Fue así como empezó a publicar a León Felipe, a quien había reencontrado allí. Y cuando regreso a España en los años 60 se encontró con la sorpresa de que el país estaba lleno de futbolines. Aunque él no sabia que por entonces, su prototipo de la colonia Puig había conocido una fulminante expansión en plena guerra civil, y los fabricantes Valencianos lo habían convertido en la posguerra en el juego nacional por excelencia. Su invento, que había nacido en un hospital de sangre y en otros países se utilizaría para que los niños recuperasen reflejos y movimientos, se jugaba en la España del gol de Marcelino a Rusia con una contundencia que rayaba ensañamiento.

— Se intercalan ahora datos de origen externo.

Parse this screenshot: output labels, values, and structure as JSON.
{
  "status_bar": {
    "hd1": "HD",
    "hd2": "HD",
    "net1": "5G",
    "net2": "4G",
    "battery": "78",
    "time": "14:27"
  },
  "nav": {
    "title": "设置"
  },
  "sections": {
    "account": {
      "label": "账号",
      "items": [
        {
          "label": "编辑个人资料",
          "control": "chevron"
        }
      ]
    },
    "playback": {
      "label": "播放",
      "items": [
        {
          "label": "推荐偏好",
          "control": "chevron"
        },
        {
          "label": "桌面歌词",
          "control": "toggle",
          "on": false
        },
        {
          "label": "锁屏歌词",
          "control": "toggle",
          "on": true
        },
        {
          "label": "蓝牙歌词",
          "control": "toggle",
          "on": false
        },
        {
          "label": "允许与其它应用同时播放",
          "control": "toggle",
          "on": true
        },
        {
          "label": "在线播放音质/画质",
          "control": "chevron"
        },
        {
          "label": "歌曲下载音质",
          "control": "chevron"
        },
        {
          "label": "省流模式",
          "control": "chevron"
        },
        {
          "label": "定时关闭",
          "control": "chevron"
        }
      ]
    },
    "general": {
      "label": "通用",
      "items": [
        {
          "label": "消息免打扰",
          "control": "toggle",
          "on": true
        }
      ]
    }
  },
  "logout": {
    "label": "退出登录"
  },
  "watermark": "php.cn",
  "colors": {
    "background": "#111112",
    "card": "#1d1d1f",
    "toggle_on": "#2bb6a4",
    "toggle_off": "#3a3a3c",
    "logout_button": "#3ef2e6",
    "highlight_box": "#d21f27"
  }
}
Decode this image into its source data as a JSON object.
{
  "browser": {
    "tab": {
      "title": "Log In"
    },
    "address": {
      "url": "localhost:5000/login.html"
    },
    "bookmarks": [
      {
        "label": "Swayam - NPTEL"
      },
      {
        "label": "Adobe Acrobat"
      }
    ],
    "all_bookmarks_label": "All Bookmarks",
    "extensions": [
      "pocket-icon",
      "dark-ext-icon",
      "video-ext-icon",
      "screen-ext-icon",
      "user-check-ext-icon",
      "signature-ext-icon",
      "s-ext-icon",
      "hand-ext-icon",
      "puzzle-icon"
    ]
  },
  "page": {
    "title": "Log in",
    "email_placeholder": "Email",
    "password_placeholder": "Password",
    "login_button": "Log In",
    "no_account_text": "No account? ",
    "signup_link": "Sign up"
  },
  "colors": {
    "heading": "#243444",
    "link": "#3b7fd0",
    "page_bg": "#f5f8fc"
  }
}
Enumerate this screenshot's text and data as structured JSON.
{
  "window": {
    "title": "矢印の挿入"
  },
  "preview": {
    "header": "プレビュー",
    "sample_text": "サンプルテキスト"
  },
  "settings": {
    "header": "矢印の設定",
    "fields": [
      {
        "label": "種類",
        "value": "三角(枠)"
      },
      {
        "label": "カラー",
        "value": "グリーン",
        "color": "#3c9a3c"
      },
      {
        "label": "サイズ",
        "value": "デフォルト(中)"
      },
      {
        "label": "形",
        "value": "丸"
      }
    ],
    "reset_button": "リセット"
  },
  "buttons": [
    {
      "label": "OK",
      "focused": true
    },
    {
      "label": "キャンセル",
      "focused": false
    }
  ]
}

Finisterre no pudo por menos de asombrarse de la transformación sufrida por algo que el había concebido como algo lleno de matices a base de jugadores de madera y una pelota de corcho y que aquí habíamos convertido en un intercambio de trancazos entre dos bandos de futbolistas de plomo y balones de marmolina. Quizás empezó a entenderlo todo mejor cuando recibió aquella citación del Tribunal del Orden Publico que le recordaba que no en vano había transcurrido una guerra. Se supone que era difícil ejecutar con delicadeza algo que, después de todo, era hijo de aquel conflicto, y cuyos jugadores (fundidos en un metal que había segado la vida de mas de un Español) algo tenían de soldaditos de plomo que pateaban aquellas bolas compactas como balas de cañón.